As he moved his flashlight across the disgusting living room, Robert could see that the porcelain doll was positioned on the couch as though it were watching television.
It wasn’t of course. Aside from the fact that its eyes were painted on, there was no television near it. Still, one could picture a tiny remote in its chalk white fingers, and perhaps a bag of Doritos sitting next to that. What would the Victorian era equivalent of Doritos be?
Probably cucumbers, thought Robert. He imagined that cucumbers were probably really expensive back then.
He stared at the doll a little while longer. Robert wasn’t sure what he was hoping to find at this mobile home. The former tenant had died in a pile of old newspapers and her own filth. Her kids didn’t bother to check on her until two days later. It wasn’t a terribly long time in a situation like this, but long enough such that her cats had already eaten enough of her body to necessitate a closed casket funeral. Robert had heard that a dog will wait a few days before eating its deceased master. Cats afford you no such luxury. Animal Control took the pets, the family took the corpse. Bluff Gardens, who owned the trailer and the property, left the doors unlocked in the hopes that somebody would take the rest of the junk in order to mitigate their cleaning costs.
Unofficially, of course. This place was a biohazard of trash, and they didn’t want to be held liable.
So strange, that in this hoarder’s nest of a house that there would be nothing on the couch aside from this one doll. Even just in front of the couch was a mess. There was a box of eyeglasses on one end, cheaters his mom would call them. On the other end was a box of glasses a different type, McDonald’s drinking glasses from a promotional offer for The Great Muppet Caper.
Robert had just started to walk away from the scene, when out of the corner of his eye, he thought he saw the doll move. He shook his head, forcing himself to dismiss the possibility of ghosts. This was a shitty trailer, not a spooky old mansion. Haunted houses aren’t covered in garage sale rejects. They aren’t covered in cat pee.
Goddamned this place reeked of cat pee.
Robert left the living room and headed towards the bedroom. He could barely squeeze down the hall. Boxes upon boxes filled up every space imaginable. Some of the boxes were rotting; others were covered in cat feces. None that he peered into held anything more valuable than a rusty colander, a yellowed Tupperware lids, a broken Precious Moments figurine, or half of a vinyl model of the Six Million Dollar Man.
Nope, not doing this, not worth it.
Robert decided that every second here doubled his risk of hepatitis or toxoplasmosis or feline leukemia or super herpes. He went to leave out the nearest exit, but found that the back door was blocked by a rusty washing machine and boxes of Hardy Boys paperbacks mixed Danielle Steele hardcovers.
No big deal; he’d just leave the way he came, and try to hold his breath.
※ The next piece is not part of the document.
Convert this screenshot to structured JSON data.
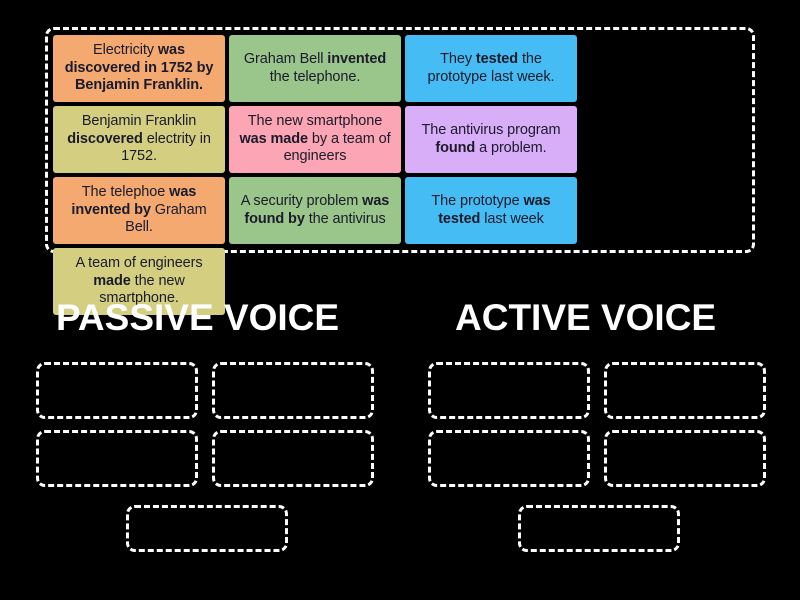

Robert shined the flashlight across the living room, again, this time noting the faded spot on the wall where there had been a television, and a fairly large one at that. Well, somebody got something out of this, and just maybe the doll was watching TV.
Robert shined the flashlight over the couch, wondering if it was worth saving. Scaredy Cat Robert wanted to leave, but greedy as fuck Robert didn’t want to leave empty handed. Those two fought a lot.
Still, he might get some money for the couch. The fabric was ruined, but the scrappers might give his some money for it, if it had a metal frame. He assessed the couch for half a minute before realizing that something about it was different.
He had a moment of panic: it was the doll.
The doll was missing.
No, that was silly. It probably just fell off the couch. Why panic? It’s just a doll.
Wait. “It’s just a doll” is what they say in all the killer doll movies.
But those are movies. This is just a doll.
“Those are movies” is what they say in all the movies!
Robert went back and forth with himself like that for a while, before he decided to actually check the area around the couch. He was relieved when he moved the flashlight and revealed that the doll had fallen into a box full of McDonald’s glasses. The relief was short lived as the glasses started to clink together.
It looked as though the doll was having a seizure.
It was at that point that Robert did the thing he swore he would never do every time he watched a scary movie. He betrayed every horror film heckle he had ever heckled.
He picked up the doll.
Robert stared at its dead black eyes and blank porcelain face. He could hear something like a scratching sound. The doll’s body was surprisingly warm, and it started to squirm underneath his fingers. The scratching sounds grew louder and were accompanied by a chorus of squeaks.
Naturally, Robert threw the doll across the room. It smashed into a wall of wood paneling and fell to the ground. Robert looked at the broken face of the doll and saw three mice crawl out of where its mouth had been.
Robert shuddered. He would have preferred a ghost.
Fuckit, he thought. I’m taking those Muppets glasses.